A strategy that might improve discussions about and physicians’ recommendations for CRC screening include computerized reminder systems,22 especially among patients with more frequent primary care visits.23 A patient-focused intervention among Latino immigrants that consisted of having them watch a CRC educational video, and providing them with an informational brochure and a paper reminder for their physician, resulted in substantial increases in physician recommendations for CRC screening and screening completion.24 CRC screening rates in these primary care studies ranged from 50 to 60 %. To achieve Healthy People 2020 CRC screening objectives, more intensive interventions will be necessary. For example, in one study conducted among a largely low SES Latino immigrant population, FOBT screening rates of 82 % were obtained utilizing multilevel, multifaceted strategies that included computerized reminders; standing orders for medical assistants to give patients home fecal immunochemical tests with low literacy instructions and postage-paid return envelopes; mailed letters and automated telephone and text message reminders for patients; and patient navigation.25

In our sample, language concordance between physicians and Latino patients was not independently associated with being screened, which is consistent with another study of CRC screening among Latinos in Northern California.26 Physicians’ strong encouragement of screening may transcend language barriers.

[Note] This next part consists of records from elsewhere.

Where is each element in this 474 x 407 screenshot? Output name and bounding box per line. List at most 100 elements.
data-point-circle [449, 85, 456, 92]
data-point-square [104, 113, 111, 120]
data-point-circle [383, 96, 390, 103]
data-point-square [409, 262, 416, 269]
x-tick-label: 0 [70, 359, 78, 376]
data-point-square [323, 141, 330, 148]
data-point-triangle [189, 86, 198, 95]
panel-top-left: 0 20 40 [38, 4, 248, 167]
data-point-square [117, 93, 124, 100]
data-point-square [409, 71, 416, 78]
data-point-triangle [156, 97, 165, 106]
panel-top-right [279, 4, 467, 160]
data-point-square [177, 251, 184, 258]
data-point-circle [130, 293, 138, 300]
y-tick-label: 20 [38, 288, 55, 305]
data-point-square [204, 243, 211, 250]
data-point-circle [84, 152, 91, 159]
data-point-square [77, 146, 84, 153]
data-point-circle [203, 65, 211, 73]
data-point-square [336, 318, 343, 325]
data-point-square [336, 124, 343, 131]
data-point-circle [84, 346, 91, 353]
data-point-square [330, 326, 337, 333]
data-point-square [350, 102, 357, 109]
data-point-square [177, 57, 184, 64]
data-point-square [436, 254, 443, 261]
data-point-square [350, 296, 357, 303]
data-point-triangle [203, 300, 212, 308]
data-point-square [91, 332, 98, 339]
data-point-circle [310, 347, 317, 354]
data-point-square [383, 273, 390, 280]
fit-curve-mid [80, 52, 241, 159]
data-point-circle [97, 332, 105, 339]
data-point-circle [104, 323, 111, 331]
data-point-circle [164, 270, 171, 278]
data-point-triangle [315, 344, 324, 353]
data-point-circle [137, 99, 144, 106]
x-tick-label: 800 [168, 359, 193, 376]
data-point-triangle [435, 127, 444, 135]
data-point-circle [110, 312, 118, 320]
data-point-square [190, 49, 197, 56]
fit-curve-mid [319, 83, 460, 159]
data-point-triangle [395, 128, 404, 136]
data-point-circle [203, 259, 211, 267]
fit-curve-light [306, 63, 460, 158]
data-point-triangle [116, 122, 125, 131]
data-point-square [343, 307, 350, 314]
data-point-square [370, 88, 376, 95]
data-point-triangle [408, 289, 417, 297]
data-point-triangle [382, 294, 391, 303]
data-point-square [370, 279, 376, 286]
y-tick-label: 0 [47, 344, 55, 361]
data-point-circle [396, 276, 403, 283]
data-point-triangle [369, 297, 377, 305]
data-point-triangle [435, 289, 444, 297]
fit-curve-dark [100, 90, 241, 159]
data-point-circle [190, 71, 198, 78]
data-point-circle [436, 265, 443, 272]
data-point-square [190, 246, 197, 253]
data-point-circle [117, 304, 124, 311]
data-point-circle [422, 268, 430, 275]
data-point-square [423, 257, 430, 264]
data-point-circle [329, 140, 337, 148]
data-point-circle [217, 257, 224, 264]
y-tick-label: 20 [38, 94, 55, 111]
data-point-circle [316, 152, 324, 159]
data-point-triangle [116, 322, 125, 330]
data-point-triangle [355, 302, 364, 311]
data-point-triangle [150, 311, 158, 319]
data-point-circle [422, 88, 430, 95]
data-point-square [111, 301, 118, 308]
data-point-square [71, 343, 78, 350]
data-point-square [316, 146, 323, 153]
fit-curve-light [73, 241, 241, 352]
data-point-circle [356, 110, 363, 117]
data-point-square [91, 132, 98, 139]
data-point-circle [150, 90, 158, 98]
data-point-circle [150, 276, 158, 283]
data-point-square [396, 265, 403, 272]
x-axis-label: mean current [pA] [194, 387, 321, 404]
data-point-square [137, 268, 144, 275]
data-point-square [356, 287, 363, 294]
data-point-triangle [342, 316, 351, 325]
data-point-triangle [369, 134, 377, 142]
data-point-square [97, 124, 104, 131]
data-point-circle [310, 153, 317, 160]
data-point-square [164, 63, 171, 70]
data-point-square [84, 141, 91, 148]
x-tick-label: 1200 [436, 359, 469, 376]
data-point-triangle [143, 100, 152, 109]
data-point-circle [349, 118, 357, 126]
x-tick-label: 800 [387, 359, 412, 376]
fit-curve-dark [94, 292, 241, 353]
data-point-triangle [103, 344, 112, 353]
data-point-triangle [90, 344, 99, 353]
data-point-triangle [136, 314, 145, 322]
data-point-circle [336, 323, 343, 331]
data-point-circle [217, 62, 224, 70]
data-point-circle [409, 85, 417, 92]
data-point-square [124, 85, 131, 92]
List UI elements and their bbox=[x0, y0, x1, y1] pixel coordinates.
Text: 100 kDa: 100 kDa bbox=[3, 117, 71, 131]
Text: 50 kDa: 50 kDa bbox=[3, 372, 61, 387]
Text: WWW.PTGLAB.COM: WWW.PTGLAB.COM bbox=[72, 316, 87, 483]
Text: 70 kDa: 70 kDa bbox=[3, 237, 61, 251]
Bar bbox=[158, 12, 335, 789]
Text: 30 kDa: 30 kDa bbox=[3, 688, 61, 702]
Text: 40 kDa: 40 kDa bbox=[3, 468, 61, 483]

Our study had several strengths. We examined several patient-reported physician counseling measures related to CRC screening among low SES Latinos from different California regions and varied systems of care (multi-specialty group practices and community clinics). However, results may not generalize to Latinos in other U.S. states or national origin groups other than Mexican/Central American, or beyond Latina immigrants who attend medical care regularly. Additionally, 20 % of the study sample had some CRC risk factor that was suggestive of higher than average risk, which may further limit the generalizability of our findings. Screening was assessed by self-report and may overestimate actual adherence rates, although concordance of self-report with administrative and medical records CRC screening data is fairly good and ranges from about 70 to 90 %.27,28 Since this study was completed, the use of a single card fecal immunohistochemical test, especially when offered with other preventive services (e.g., annual flu vaccines), has increased rates of FOBT screening.29

Our findings indicate that when a physician strongly encourages a Latino patient to undergo CRC screening, that patient is much more likely to follow through with testing. Our study revealed the strong link between patients’ perceptions of the level of encouragement received for being screened and the provision of explanations about CRC testing with completion of CRC screening. Others have documented the gap between patients’ desires for information on the purpose and process of CRC screening and physicians’ infrequent provision of that information.30 These findings highlight the need for physicians to enthusiastically endorse evidence-based screening tests to create an encouraging environment for screening along with information on testing, and suggest where to focus attention during limited duration primary care visits. Such a focus may be especially valuable in physician–patient interactions where significant language or cultural barriers might limit efficient use of time during medical encounters.